Intervention de Christophe-André Frassa

Réunion du 17 décembre 2019 à 21h30
Lutte contre les contenus haineux sur internet — Article 2, amendements 15 16

Photo de Christophe-André FrassaChristophe-André Frassa :

Ces quatre amendements visent à revenir sur-le-champ et la liste des opérateurs soumis à la régulation des plateformes.

Si les amendements n° 15 et 16 étaient adoptés, plus aucun hébergeur ne serait soumis à la régulation et aux obligations de moyens sous la supervision du CSA. Nous y sommes donc défavorables.

L’amendement n° 43 de M. Montaugé vise à réintroduire les moteurs de recherche dans le champ des opérateurs supervisés par le CSA. Il s’agit d’un vrai sujet qui mérite réflexion. C’est pourquoi nous avons eu ce débat à trois reprises : lors des auditions, lors de la présentation du rapport en commission et à l’occasion de l’examen de cet amendement en commission.

La commission a estimé nécessaire d’exclure les moteurs de recherche de la régulation pour deux raisons.

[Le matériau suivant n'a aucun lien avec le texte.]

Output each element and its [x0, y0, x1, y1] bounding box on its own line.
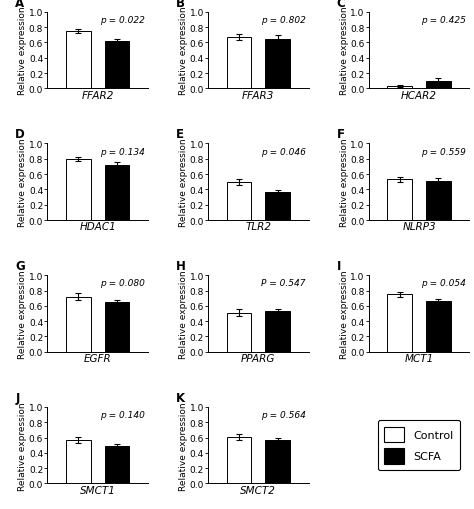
X-axis label: SMCT1: SMCT1 — [80, 485, 116, 495]
Text: P = 0.547: P = 0.547 — [261, 279, 306, 288]
Text: C: C — [337, 0, 346, 10]
Bar — [66, 159, 91, 220]
Bar — [426, 302, 451, 352]
Text: p = 0.022: p = 0.022 — [100, 16, 145, 25]
Bar — [387, 180, 412, 220]
Bar — [66, 297, 91, 352]
Text: p = 0.080: p = 0.080 — [100, 279, 145, 288]
Bar — [387, 87, 412, 89]
Y-axis label: Relative expression: Relative expression — [18, 138, 27, 227]
Bar — [265, 193, 290, 220]
Legend: Control, SCFA: Control, SCFA — [378, 420, 460, 470]
Bar — [426, 81, 451, 89]
Bar — [265, 440, 290, 484]
Bar — [387, 295, 412, 352]
Text: A: A — [15, 0, 24, 10]
Y-axis label: Relative expression: Relative expression — [179, 401, 188, 490]
X-axis label: MCT1: MCT1 — [404, 353, 434, 363]
Text: K: K — [176, 391, 185, 404]
Text: p = 0.046: p = 0.046 — [261, 147, 306, 156]
Bar — [227, 182, 251, 220]
X-axis label: EGFR: EGFR — [84, 353, 111, 363]
X-axis label: TLR2: TLR2 — [246, 222, 271, 232]
Text: p = 0.140: p = 0.140 — [100, 410, 145, 419]
Bar — [66, 32, 91, 89]
Text: F: F — [337, 128, 345, 141]
Bar — [227, 437, 251, 484]
X-axis label: PPARG: PPARG — [241, 353, 275, 363]
Bar — [227, 38, 251, 89]
Y-axis label: Relative expression: Relative expression — [340, 138, 349, 227]
Text: H: H — [176, 260, 186, 273]
X-axis label: FFAR2: FFAR2 — [82, 91, 114, 100]
Bar — [426, 182, 451, 220]
X-axis label: HDAC1: HDAC1 — [79, 222, 116, 232]
Y-axis label: Relative expression: Relative expression — [340, 270, 349, 358]
Text: p = 0.134: p = 0.134 — [100, 147, 145, 156]
Text: E: E — [176, 128, 184, 141]
Bar — [105, 165, 129, 220]
X-axis label: SMCT2: SMCT2 — [240, 485, 276, 495]
Bar — [265, 40, 290, 89]
Y-axis label: Relative expression: Relative expression — [179, 138, 188, 227]
Text: G: G — [15, 260, 25, 273]
Y-axis label: Relative expression: Relative expression — [18, 401, 27, 490]
Bar — [227, 313, 251, 352]
Text: D: D — [15, 128, 25, 141]
Bar — [105, 42, 129, 89]
Y-axis label: Relative expression: Relative expression — [179, 270, 188, 358]
Bar — [105, 302, 129, 352]
Bar — [265, 312, 290, 352]
Bar — [105, 446, 129, 484]
Y-axis label: Relative expression: Relative expression — [18, 7, 27, 95]
Text: p = 0.425: p = 0.425 — [421, 16, 466, 25]
Bar — [66, 440, 91, 484]
Text: J: J — [15, 391, 19, 404]
Text: p = 0.054: p = 0.054 — [421, 279, 466, 288]
X-axis label: NLRP3: NLRP3 — [402, 222, 436, 232]
Y-axis label: Relative expression: Relative expression — [18, 270, 27, 358]
Text: B: B — [176, 0, 185, 10]
Text: I: I — [337, 260, 341, 273]
Text: p = 0.564: p = 0.564 — [261, 410, 306, 419]
Y-axis label: Relative expression: Relative expression — [179, 7, 188, 95]
Text: p = 0.559: p = 0.559 — [421, 147, 466, 156]
X-axis label: FFAR3: FFAR3 — [242, 91, 274, 100]
X-axis label: HCAR2: HCAR2 — [401, 91, 437, 100]
Text: p = 0.802: p = 0.802 — [261, 16, 306, 25]
Y-axis label: Relative expression: Relative expression — [340, 7, 349, 95]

La première tient à leur rôle bien moins déterminant que celui des réseaux sociaux dans la propagation virale de la haine. La seconde est liée à leurs caractéristiques techniques différentes, qui rendent quasiment impossible de désindexer un seul propos haineux précis d’un moteur de recherche sans rendre inaccessible tout le reste d’une page d’un journal ou d’un site pourtant licite.

Pour entrer dans le détail, monsieur Montaugé, les moteurs de recherche, dans leur fonctionnement technique, leur finalité et leur effet sur la viralité d’un contenu, se distinguent substantiellement des réseaux sociaux. Ils organisent la visibilité des contenus sur le net de façon algorithmique, constante et prévisible. Il n’y a normalement aucun traitement particulier en fonction de l’identité de l’auteur de la recherche. La hiérarchisation des contenus n’a pas un caractère social : on ne peut pas poster directement des contenus sur un moteur de recherche, partager ou réagir pour en augmenter l’audience avec des like ou des share, par exemple.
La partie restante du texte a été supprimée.